Riccardo Paradisi

Our Genoa

The viaduct over the Polcevera stream is by no means the first bridge in Italy to collapse. According to Riccardo Paradisi, the Italian landscape needs care and maintenance.

“Italy prefers inaugurations over maintenance”, was the caustic comment of Leo Longanesi. The quip, with its evocation of politicians immortalised in epic poses and green, white and red sashes as they cut ribbons, would be funny if it weren’t for today’s bitter epitaph provided by the tragedy in Genoa. Forty-three people swallowed by the void which opened where just a second before the Morandi bridge stood. In Italy people also die this way, a road which becomes an abyss and leads them to fall into nothingness, and into the air, the element into which a country capable only of words and unable to provide solid care for its foundations is evaporating. The rhetoric of the inauguration on sites for maintenance works, as Longanesi said, and he wasn’t kidding when he reminded us that the situation in Italy is tragic and lacking in seriousness. After all, the Morandi bridge in Genoa – a city which already bore the scars of floods and landslides - is not the first to collapse in Italy.

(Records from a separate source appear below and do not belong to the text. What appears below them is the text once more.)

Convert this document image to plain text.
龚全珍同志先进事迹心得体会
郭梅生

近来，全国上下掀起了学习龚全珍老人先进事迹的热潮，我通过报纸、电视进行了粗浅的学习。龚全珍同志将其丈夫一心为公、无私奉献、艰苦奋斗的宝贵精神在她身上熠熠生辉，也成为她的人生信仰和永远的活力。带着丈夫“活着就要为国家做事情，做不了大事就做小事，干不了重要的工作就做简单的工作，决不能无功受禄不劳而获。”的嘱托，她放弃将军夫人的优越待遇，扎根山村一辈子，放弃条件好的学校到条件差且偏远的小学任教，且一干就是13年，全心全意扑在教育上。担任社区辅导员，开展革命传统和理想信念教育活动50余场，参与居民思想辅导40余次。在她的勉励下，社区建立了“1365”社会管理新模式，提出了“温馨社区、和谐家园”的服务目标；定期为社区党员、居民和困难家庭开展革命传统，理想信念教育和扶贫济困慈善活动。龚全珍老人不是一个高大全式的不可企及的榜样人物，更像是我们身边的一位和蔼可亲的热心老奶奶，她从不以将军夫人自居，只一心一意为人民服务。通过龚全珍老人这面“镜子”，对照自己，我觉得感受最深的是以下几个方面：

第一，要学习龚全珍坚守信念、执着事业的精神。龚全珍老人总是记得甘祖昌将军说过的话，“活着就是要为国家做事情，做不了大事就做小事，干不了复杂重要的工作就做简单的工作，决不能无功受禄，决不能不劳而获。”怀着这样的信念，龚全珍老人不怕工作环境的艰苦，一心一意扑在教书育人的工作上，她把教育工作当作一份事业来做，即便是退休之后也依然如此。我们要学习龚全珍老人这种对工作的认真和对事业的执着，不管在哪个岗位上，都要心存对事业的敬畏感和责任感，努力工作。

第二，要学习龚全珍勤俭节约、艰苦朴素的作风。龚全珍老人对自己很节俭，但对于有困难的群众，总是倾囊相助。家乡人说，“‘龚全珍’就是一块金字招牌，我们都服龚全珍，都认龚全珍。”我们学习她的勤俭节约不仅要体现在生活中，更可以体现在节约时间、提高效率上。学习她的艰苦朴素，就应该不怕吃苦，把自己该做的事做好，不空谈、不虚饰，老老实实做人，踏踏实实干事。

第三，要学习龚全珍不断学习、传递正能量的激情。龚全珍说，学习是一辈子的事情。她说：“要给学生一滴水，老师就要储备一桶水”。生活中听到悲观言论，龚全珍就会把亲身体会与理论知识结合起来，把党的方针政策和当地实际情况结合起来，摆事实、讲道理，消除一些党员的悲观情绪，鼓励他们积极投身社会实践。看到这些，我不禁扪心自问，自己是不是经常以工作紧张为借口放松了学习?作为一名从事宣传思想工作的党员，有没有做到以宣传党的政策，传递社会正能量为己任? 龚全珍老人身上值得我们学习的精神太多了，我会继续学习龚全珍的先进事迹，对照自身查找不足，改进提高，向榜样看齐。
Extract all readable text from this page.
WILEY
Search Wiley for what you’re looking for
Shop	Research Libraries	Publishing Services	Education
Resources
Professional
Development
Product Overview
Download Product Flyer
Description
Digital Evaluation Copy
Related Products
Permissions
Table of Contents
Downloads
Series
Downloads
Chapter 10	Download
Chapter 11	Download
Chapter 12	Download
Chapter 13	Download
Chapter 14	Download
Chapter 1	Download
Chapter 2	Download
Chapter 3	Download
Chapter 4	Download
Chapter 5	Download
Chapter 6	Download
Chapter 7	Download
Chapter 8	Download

The past few years are marked with a long series of infrastructural failures, with consequential deaths and injuries. On 18 April of last year, a viaduct on the Fosseno ring road in the province of Cuneo collapsed, and the fact that there were no deaths was purely down to luck, as there were no vehicles on that section of the road at the time. However, a month earlier there was less to be relieved about, as the collapse of a motorway bridge in Ancona led to the deaths of two people. On 28 October 2016, the collapse of a flyover in Molteno, the Milan - Lecco highway, killed one person and injured another four. The list is long and includes two deaths in 2013 for the collapse of a bridge, during testing, in the province of Pordenone, and three bridges which collapsed in Sicily between 2013 and 2015. The point is that Italy, with its various road systems and hydrogeological situation, seems to be slowly crumbling like so much stale bread due to carelessness, improvisation and incompetence. It would certainly be interesting to discover who is responsible for the tragedy in Genoa – and it will take years – but in the meantime it is clear that no-one is completely innocent.

The point is that Italy, with its various road systems and hydrogeological situation, seems to be slowly crumbling like so much stale bread due to carelessness, improvisation and incompetence.

Apart, that is, from Riccardo Morandi, who does not deserve to have his name associated with ruin, and who cannot be blamed for the fact that works designed and constructed half a century ago were not maintained or reconstructed, or that the old reinforced concrete stays used by the engineer at the time were not replaced by more resistant ones. The concession-holders for the motorways who display astonishment in the face of the collapse are not innocent, with their ever-less frequent checks on the state of infrastructure, and neither is the world of politics, having made such a mess for such a long time with concessions and maintenance, investing neither resources nor energy as maintenance is low-visibility, in stark contrast to inaugurations, even if they are only for a worksite at the beginning of construction, useful however for highlighting in glossy slides depicting projects achieved.

Infrastructure does not lead to votes, although when it collapses, as is the case with the Morandi bridge, it severs the bond of trust between citizens and the state. The State is, more than ever, a place of transit for ever increasingly improvised leaders who are devoid of a systematic view, incompetent on matters of urban planning, road networks, hydrogeological restructuring and the Italian landscape.  Yet it would take little to begin to improve matters. Service contracts for public concessions should, for example, set an obligatory spending limit for maintenance works. With regards to state technicians, everyone knows that it is a sector which is understaffed and de-skilled.  More architects, engineers and geologists are required, employed by the State through regulated competitions and made more efficient, encouraged and rewarded, finally ending the lament of those who see every State official as a loafer. “How can a State without technicians manage a motorway network?” was the justifiable question posed by Sabino Cassese.  But good sense cannot come from a common line of thought driven by endless propaganda and rhetoric centred on renovation and revolution. The new as a cover-up for old, rancid and slovenly rhetoric. What poor Italy needs is more silence, serious work, care and maintenance for that which those who came before us have done.